We talked to Miri Berger, founder of 6Degrees, about smart technology, and this is what she said about it.
First of all, how are you and your family doing in these COVID-19 times?
Miri Berger: This past year has been challenging in ways we didn’t know before. I’m grateful my family members are healthy and we’re thankful to already have been vaccinated against COVID-19.
Tell us about you, your career, and how you founded 6Degrees.
Miri Berger: I founded 6Degrees together with my husband Aryeh. The story of 6Degrees started when I was 19 and met Aryeh after he sustained an injury during his military service. As Aryeh went through the process of rehabilitation, he experienced new difficulties in his ability to function independently. Due to his injury, the sense of inability to perform actions he used to perform, and the adaptation needed to his new reality made us think about how to utilize technology to overcome the physical barriers of people with disabilities. We used our knowledge and experience as industrial designers and electrical engineers to create a motion-based, hands-free personalized controller for people who have lost their fine motor skills.
How does 6Degrees innovate?
Miri Berger: 6Degrees developed MyMove, a wearable band that enables motion-based hands-free full control over any smart device (phones, computers, etc.) replacing a finger on a touch screen or a computer mouse.
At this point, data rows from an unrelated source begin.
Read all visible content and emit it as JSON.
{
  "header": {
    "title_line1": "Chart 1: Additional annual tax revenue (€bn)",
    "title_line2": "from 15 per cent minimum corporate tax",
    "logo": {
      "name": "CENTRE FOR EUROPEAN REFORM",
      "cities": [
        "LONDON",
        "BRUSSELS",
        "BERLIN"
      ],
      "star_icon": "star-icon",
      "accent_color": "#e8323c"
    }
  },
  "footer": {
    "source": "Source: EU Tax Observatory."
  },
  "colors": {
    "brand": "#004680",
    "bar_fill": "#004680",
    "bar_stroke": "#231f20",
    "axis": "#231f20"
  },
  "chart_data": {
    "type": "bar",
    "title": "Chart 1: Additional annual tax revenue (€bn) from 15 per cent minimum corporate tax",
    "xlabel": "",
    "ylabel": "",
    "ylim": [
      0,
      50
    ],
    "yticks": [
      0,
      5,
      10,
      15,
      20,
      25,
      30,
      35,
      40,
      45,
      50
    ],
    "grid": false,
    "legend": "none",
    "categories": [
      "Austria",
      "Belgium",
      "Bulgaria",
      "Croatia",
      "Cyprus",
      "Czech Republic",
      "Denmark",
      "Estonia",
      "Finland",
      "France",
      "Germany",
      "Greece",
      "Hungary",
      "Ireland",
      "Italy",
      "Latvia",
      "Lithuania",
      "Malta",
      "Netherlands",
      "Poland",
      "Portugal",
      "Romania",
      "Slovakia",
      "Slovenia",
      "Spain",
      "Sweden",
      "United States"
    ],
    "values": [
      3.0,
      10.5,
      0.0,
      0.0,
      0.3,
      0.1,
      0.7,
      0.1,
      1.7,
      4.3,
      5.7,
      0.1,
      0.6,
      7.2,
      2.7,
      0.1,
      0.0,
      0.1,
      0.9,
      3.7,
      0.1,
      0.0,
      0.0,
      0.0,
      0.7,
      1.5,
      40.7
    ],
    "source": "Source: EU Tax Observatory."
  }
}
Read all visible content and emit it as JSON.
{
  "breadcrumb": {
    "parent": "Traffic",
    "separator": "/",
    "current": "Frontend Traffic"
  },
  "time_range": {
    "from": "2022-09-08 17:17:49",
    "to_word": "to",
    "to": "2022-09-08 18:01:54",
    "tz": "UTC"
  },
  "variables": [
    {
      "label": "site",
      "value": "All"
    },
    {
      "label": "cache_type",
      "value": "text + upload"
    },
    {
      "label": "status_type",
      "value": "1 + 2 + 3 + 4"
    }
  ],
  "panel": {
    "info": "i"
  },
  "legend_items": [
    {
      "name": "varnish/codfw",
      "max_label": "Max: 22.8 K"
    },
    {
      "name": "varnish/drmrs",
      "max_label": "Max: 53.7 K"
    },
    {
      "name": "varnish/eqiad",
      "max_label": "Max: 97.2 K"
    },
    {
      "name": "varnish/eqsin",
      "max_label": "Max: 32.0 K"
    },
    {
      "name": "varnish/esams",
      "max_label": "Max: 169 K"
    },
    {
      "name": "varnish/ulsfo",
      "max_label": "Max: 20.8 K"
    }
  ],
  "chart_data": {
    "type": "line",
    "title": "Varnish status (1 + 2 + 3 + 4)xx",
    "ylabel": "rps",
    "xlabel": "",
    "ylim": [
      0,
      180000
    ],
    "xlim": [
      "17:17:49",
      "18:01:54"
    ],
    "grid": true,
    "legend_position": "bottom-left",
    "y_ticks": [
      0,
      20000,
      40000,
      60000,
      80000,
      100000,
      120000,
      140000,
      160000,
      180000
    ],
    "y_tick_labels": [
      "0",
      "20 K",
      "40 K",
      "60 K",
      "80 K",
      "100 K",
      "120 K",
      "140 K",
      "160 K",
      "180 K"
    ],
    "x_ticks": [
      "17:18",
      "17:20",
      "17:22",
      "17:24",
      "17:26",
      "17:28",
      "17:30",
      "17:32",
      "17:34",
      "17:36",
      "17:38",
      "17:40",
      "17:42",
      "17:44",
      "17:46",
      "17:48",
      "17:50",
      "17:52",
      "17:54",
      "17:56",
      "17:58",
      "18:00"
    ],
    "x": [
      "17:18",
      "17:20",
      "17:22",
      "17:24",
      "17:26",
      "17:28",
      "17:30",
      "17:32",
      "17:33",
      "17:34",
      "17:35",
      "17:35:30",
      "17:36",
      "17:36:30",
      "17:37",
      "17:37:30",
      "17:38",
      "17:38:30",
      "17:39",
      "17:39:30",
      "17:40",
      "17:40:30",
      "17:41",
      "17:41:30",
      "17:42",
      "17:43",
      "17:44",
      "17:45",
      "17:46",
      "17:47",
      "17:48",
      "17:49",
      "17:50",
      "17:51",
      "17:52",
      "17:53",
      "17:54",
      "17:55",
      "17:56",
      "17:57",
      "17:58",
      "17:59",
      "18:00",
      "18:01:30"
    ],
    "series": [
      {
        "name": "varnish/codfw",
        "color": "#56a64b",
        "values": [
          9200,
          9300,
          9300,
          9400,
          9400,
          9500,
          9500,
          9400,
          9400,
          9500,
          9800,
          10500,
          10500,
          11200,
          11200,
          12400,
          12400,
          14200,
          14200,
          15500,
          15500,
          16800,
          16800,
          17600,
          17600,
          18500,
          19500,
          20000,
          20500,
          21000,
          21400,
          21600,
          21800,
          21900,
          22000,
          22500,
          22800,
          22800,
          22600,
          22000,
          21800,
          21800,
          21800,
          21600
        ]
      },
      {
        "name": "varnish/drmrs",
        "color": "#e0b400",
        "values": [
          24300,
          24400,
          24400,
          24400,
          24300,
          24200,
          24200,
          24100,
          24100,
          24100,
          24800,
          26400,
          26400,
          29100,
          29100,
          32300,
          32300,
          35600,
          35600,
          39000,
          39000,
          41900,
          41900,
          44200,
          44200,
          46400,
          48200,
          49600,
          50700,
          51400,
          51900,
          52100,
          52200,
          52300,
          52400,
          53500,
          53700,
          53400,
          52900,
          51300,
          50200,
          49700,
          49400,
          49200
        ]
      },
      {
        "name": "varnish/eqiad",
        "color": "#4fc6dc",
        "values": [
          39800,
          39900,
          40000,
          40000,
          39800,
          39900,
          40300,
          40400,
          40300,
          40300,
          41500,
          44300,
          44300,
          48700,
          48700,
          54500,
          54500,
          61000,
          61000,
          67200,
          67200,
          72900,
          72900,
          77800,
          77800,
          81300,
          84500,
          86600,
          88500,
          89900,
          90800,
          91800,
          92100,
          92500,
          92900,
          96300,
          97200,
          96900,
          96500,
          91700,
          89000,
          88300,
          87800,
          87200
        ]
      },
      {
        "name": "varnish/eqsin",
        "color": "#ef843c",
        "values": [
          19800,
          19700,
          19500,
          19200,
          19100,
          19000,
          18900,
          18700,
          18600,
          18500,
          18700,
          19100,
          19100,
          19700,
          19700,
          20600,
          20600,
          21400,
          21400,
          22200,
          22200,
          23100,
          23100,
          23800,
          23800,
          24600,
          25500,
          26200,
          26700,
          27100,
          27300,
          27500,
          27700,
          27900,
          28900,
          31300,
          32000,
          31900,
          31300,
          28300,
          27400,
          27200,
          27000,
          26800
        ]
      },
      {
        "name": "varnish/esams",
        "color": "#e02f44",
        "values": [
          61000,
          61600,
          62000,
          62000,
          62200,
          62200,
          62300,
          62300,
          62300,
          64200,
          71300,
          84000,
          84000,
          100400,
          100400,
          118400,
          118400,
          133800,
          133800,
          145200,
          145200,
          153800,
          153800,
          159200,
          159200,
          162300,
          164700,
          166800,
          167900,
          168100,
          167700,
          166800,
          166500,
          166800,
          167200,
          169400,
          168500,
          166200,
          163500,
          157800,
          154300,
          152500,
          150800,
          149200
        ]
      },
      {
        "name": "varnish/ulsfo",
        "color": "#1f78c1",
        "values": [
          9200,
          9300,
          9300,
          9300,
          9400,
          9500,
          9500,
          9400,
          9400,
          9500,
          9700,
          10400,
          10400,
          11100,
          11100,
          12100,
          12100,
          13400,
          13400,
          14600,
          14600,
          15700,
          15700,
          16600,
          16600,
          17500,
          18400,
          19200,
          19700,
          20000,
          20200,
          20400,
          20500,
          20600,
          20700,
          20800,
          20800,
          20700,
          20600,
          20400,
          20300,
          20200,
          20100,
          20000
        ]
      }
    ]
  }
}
MyMove adapts to personal motion and predicts user intent, opening the door to digital access and employability for people with disabilities. By adding software and VR gear, MyMove becomes a therapeutic device that monitors and encourages rehabilitation and telerehabilitation (self physiotherapy) providing real-time motion-based insights.
How does the coronavirus pandemic affect your business finances?
Miri Berger: We are fortunate to have the support of the Israel Innovation Authority to perform two beta pilots, one in collaboration with Tel Aviv municipality, integration of people with disabilities into the workforce, and the other with Sheba hospital, performing a clinical trial with amputees replacing old-fashioned mirror treatments with VR gamification and MyMove. Many aspects of our activities were affected by COVID-19, our activity slowed down, our users are at high risk and avoided leaving the house. Besides, the Principal Investigator in our clinical trial, Prof. Israel Dudkiewicz, operated in the COVID-19 department at Sheba hospital and was completely devoted to his patients.
Did you have to make difficult choices regarding human resources and what are the lessons learned?
Miri Berger: In the past year, like many others, we have had to adapt to working from home. Even though it was sometimes challenging, the team understood that our solution was now more relevant than ever. We were motivated by our users being at home, unable to communicate with the rest of the world without access to phones and computers.
How did your customer relationship management evolve? Do you use any specific tools to be efficient?
Miri Berger: We learned that accessibility is very important for communication with our target audience. Our goal is to assist our users as much as possible and make sure they have a good user experience. Gaining confidence for independent use is key, MyMove is designed to be simple and intuitive but in case there is a difficulty we would like to be there.
Did you benefit from any government grants, and did that help keep your business afloat?
Miri Berger: The company received grants from the Israel Innovation Authority and the European Commission (Horizon 2020) before COVID-19 and it helped in maintaining the development of the company in the past year.